Python implementation of Stata's tabulate command for pandas DataFrames
Project description
pandas-tabulate
Python implementation of Stata's tabulate command for pandas DataFrames.
pandas-tabulate brings the power and familiarity of Stata's tabulate command to Python, providing comprehensive cross-tabulation and frequency analysis tools that seamlessly integrate with pandas DataFrames.
Key Features
- Comprehensive tabulation: One-way and two-way frequency tables
- Statistical analysis: Chi-square tests, Fisher exact tests, and other statistical measures
- Flexible formatting: Multiple output formats and customization options
- Missing value handling: Configurable treatment of missing data
- Stata compatibility: Familiar syntax and output format for Stata users
- Performance optimized: Efficient implementation using pandas and NumPy
Installation
pip install pandas-tabulate
Quick Start
import pandas as pd
import pandas_tabulate as ptab
# Create sample data
df = pd.DataFrame({
'gender': ['M', 'F', 'M', 'F', 'M', 'F', 'M', 'F'],
'education': ['High', 'Low', 'High', 'High', 'Low', 'Low', 'High', 'Low'],
'income': [50000, 30000, 60000, 45000, 35000, 25000, 55000, 28000]
})
# One-way tabulation
result = ptab.tabulate(df['gender'])
print(result)
# Two-way tabulation with statistics
result = ptab.tabulate(df['gender'], df['education'],
chi2=True, exact=True)
print(result)
Available Functions
Core Tabulation Functions
tabulate(var1, var2=None, **kwargs)- Main tabulation functiononeway(variable, **kwargs)- One-way frequency tablestwoway(var1, var2, **kwargs)- Two-way cross-tabulation
Statistical Tests
- Chi-square test - Test of independence for categorical variables
- Fisher exact test - Exact test for small sample sizes
- Likelihood ratio test - Alternative test of independence
- Cramér's V - Measure of association strength
Output Options
- Frequencies - Raw counts
- Percentages - Row, column, and total percentages
- Cumulative - Cumulative frequencies and percentages
- Missing handling - Include/exclude missing values
Detailed Examples
One-way Tabulation
import pandas as pd
import pandas_tabulate as ptab
# Basic frequency table
df = pd.DataFrame({'status': ['A', 'B', 'A', 'C', 'B', 'A', 'C']})

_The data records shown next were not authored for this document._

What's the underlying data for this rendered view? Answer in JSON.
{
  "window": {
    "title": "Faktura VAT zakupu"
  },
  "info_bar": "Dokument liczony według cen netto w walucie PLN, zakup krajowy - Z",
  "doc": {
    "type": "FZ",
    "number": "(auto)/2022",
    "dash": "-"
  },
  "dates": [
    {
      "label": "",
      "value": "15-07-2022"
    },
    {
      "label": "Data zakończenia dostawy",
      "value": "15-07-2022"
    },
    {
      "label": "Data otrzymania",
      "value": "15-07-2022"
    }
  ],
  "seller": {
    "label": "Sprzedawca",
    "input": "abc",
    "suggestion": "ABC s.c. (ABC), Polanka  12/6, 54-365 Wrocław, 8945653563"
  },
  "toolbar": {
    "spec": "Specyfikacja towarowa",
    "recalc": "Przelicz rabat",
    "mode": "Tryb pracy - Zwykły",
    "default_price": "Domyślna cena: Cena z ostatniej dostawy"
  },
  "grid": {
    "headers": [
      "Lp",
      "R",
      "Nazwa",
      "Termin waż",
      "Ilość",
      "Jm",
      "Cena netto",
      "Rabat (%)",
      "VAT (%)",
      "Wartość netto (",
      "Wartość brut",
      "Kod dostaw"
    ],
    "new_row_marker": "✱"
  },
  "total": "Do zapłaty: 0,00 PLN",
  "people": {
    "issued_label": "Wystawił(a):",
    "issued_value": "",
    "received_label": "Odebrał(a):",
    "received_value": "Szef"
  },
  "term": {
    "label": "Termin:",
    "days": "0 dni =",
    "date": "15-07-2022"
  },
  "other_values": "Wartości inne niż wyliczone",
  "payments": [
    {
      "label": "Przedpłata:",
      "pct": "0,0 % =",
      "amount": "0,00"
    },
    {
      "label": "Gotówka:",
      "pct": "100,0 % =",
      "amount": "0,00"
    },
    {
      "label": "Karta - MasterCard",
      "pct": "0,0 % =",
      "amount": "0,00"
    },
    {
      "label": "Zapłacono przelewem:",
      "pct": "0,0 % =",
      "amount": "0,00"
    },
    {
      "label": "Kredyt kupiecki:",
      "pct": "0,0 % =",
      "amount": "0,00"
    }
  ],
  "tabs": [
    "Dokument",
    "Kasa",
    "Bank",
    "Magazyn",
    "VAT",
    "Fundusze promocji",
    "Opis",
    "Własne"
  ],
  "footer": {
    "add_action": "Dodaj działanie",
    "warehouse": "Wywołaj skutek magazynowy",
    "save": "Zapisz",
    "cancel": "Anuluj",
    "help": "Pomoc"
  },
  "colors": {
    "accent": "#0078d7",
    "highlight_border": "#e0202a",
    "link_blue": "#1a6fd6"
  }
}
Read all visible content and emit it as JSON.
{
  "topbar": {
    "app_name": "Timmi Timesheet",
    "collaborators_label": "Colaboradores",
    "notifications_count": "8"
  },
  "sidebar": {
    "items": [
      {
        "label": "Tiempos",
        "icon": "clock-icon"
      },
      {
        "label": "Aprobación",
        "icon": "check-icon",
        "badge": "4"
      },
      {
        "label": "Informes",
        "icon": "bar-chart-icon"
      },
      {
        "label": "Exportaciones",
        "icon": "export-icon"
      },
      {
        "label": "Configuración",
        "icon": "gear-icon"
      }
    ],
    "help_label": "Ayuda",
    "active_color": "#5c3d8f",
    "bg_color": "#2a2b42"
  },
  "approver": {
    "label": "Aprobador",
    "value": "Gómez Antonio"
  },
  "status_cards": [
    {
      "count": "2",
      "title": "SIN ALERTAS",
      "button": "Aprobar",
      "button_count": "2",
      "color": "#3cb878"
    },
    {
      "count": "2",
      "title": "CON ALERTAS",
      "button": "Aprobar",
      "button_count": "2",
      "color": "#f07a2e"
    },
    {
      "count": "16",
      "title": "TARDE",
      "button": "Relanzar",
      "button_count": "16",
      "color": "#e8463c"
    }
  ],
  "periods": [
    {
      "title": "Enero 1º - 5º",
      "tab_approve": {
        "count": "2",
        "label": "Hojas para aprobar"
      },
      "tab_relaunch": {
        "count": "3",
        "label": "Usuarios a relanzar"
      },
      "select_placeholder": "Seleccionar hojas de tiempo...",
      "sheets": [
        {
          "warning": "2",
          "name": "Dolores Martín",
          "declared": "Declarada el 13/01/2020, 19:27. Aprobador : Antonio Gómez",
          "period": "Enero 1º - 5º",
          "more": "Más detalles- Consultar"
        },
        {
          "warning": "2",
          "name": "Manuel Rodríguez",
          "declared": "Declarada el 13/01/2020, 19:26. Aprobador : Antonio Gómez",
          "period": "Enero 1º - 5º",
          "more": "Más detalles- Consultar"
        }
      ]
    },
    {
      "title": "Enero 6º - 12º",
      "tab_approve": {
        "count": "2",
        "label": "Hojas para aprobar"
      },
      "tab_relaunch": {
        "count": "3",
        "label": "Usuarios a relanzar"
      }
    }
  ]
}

result = ptab.oneway(df['status'])
print(result)
# With percentages and cumulative statistics
result = ptab.oneway(df['status'],
percent=True,
cumulative=True)
print(result)
Two-way Cross-tabulation
# Basic cross-tabulation
result = ptab.twoway(df['gender'], df['education'])
print(result)
# With row and column percentages
result = ptab.twoway(df['gender'], df['education'],
row_percent=True,
col_percent=True)
print(result)
# With statistical tests
result = ptab.twoway(df['gender'], df['education'],
chi2=True,
exact=True,
cramers_v=True)
print(result)
Missing Value Handling
import numpy as np
# Data with missing values
df_missing = pd.DataFrame({
'var1': ['A', 'B', np.nan, 'A', 'C'],
'var2': ['X', np.nan, 'Y', 'X', 'Y']
})
# Exclude missing values (default)
result = ptab.twoway(df_missing['var1'], df_missing['var2'])
# Include missing values
result = ptab.twoway(df_missing['var1'], df_missing['var2'],
missing=True)
Stata to Python Translation Guide
| Stata Command | pandas-tabulate Equivalent |
|---|---|
tabulate var1 |
ptab.oneway(df['var1']) |
tabulate var1, missing |
ptab.oneway(df['var1'], missing=True) |
tabulate var1 var2 |
ptab.twoway(df['var1'], df['var2']) |
tabulate var1 var2, chi2 |
ptab.twoway(df['var1'], df['var2'], chi2=True) |
tabulate var1 var2, exact |
ptab.twoway(df['var1'], df['var2'], exact=True) |
tabulate var1 var2, row col |
ptab.twoway(df['var1'], df['var2'], row_percent=True, col_percent=True) |
Function Reference
tabulate(var1, var2=None, **kwargs)
Main tabulation function that automatically determines whether to perform one-way or two-way tabulation.
Parameters:
var1: pandas Series - First variablevar2: pandas Series, optional - Second variable for cross-tabulationpercent: bool, default False - Show percentagescumulative: bool, default False - Show cumulative statisticschi2: bool, default False - Perform chi-square testexact: bool, default False - Perform Fisher exact testmissing: bool, default False - Include missing values
Returns:
- TabulationResult object with tables and statistics
Statistical Tests
All statistical tests return results with:
- Test statistic
- p-value
- Degrees of freedom (where applicable)
- Critical value
- Interpretation
Contributing
We welcome contributions! Please see our Contributing Guide for details.
Development Setup
git clone https://github.com/brycewang-stanford/pandas-tabulate.git
cd pandas-tabulate
pip install -e ".[dev]"
python -m pytest tests/
License
This project is licensed under the MIT License - see the LICENSE file for details.
Acknowledgments
- Inspired by Stata's tabulate command
- Built on pandas, NumPy, and SciPy
- Thanks to the open-source community for feedback and contributions
Support
- Bug Reports: GitHub Issues
- Feature Requests: GitHub Discussions
- Email: brycew6m@stanford.edu
If this package helps your research, please consider starring the repository!
Project details
Release history Release notifications | RSS feed
Download files
Download the file for your platform. If you're not sure which to choose, learn more about installing packages.
Source Distribution
Built Distribution
Filter files by name, interpreter, ABI, and platform.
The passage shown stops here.